- Directed by: Can To
- Release date: 2017;
- Running time: 72 minutes
- Country: Hong Kong
- Language: Chinese

= YP1967 =

2017 Hong Kong documentary by Can To

YP1967 is a 72-minute Hong Kong documentary directed by Can To. The documentary was released in 2017, marking the 50th anniversary of the 1967 Hong Kong riots. It looks back on a group of juvenile prisoners who were involved in the event. "YP" is the abbreviation for "Young Prisoner", which is also their inmate numbers, while 1967 refers to the year the riots took place.

== Background ==

At the time, the Cultural Revolution ideology from mainland China spread to Hong Kong. Encouraged by the success of the leftist faction in Macau in seizing power during the "12-3 incident," Hong Kong leftists began staging multiple "political strikes" by exploiting labor disputes and conflicts among workers.
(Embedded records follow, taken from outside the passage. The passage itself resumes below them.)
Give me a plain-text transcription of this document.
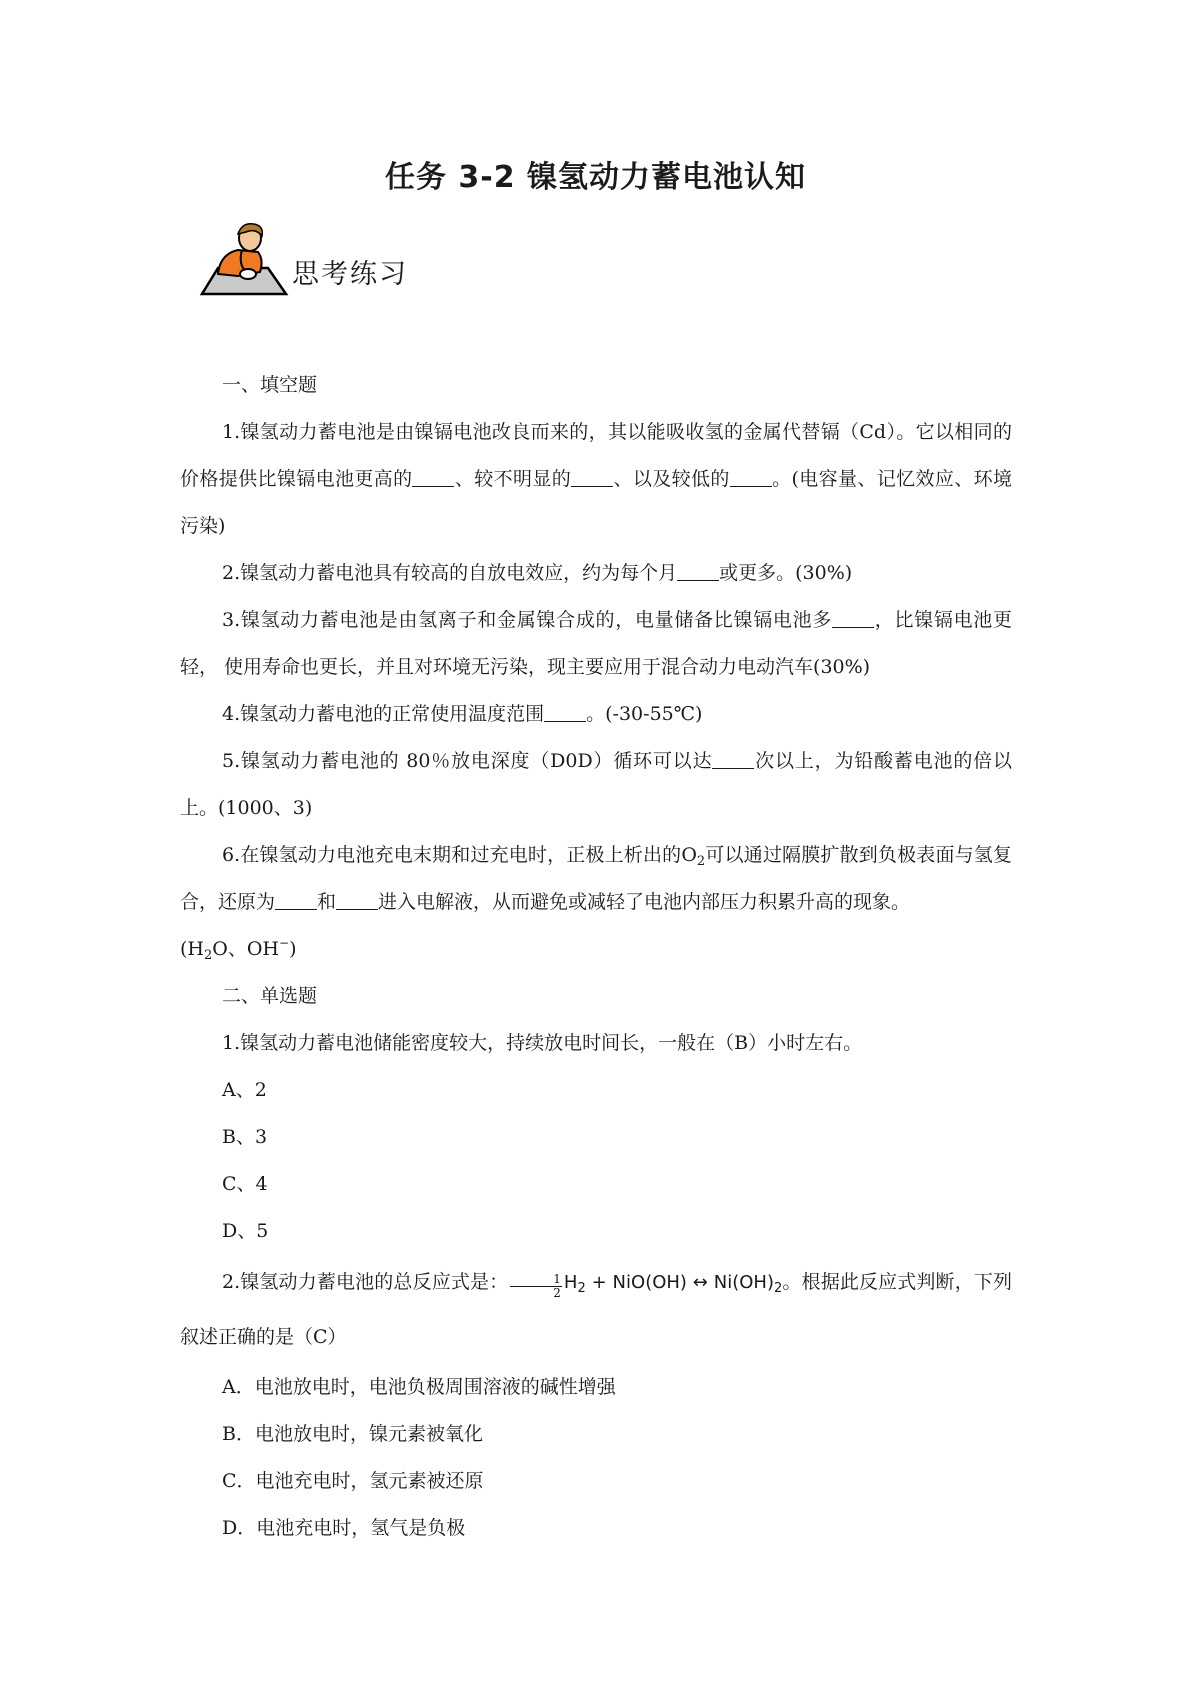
任务 3-2 镍氢动力蓄电池认知
思考练习

一、填空题

1.镍氢动力蓄电池是由镍镉电池改良而来的，其以能吸收氢的金属代替镉（Cd）。它以相同的价格提供比镍镉电池更高的 、较不明显的 、以及较低的 。(电容量、记忆效应、环境污染)

2.镍氢动力蓄电池具有较高的自放电效应，约为每个月 或更多。(30%)

3.镍氢动力蓄电池是由氢离子和金属镍合成的，电量储备比镍镉电池多 ，比镍镉电池更轻， 使用寿命也更长，并且对环境无污染，现主要应用于混合动力电动汽车(30%)

4.镍氢动力蓄电池的正常使用温度范围 。(-30-55℃)

5.镍氢动力蓄电池的 80％放电深度（D0D）循环可以达 次以上，为铅酸蓄电池的倍以上。(1000、3)

6.在镍氢动力电池充电末期和过充电时，正极上析出的$O_2$可以通过隔膜扩散到负极表面与氢复合，还原为 和 进入电解液，从而避免或减轻了电池内部压力积累升高的现象。

($H_2O$、OH−)

二、单选题

1.镍氢动力蓄电池储能密度较大，持续放电时间长，一般在（B）小时左右。

A、2

B、3

C、4

D、5

2.镍氢动力蓄电池的总反应式是： $\frac{1}{2} H_2 + NiO(OH)$ ↔ $Ni(OH)_2$。根据此反应式判断，下列叙述正确的是（C）

A．电池放电时，电池负极周围溶液的碱性增强

B．电池放电时，镍元素被氧化

C．电池充电时，氢元素被还原

D．电池充电时，氢气是负极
In April 1967, a labor dispute broke out at a Hong Kong artificial flower factory. Leftist labor unions actively intervened, escalating the conflict into the 1967 riots. In the early stages, Hong Kong youth responded to calls from leftist leaders to take to the streets and protest. As the situation progressed, leftists resorted to widespread violence, including placing over a thousand indiscriminate homemade bombs throughout urban areas, resulting in at least 51 deaths.

== Content ==
The documentary primarily tells the story of a group of Hong Kong juvenile prisoners during the 1967 Hong Kong riots. It features interviews conducted 50 years later with six former juvenile prisoners who had participated in the riots. Most of the interviewees were convicted by the British Hong Kong government for minor offenses, such as posting protest slogans and newspapers or participating in illegal assemblies, rather than direct involvement in violent demonstrations. However, one of them were charged with possession of explosives at the time.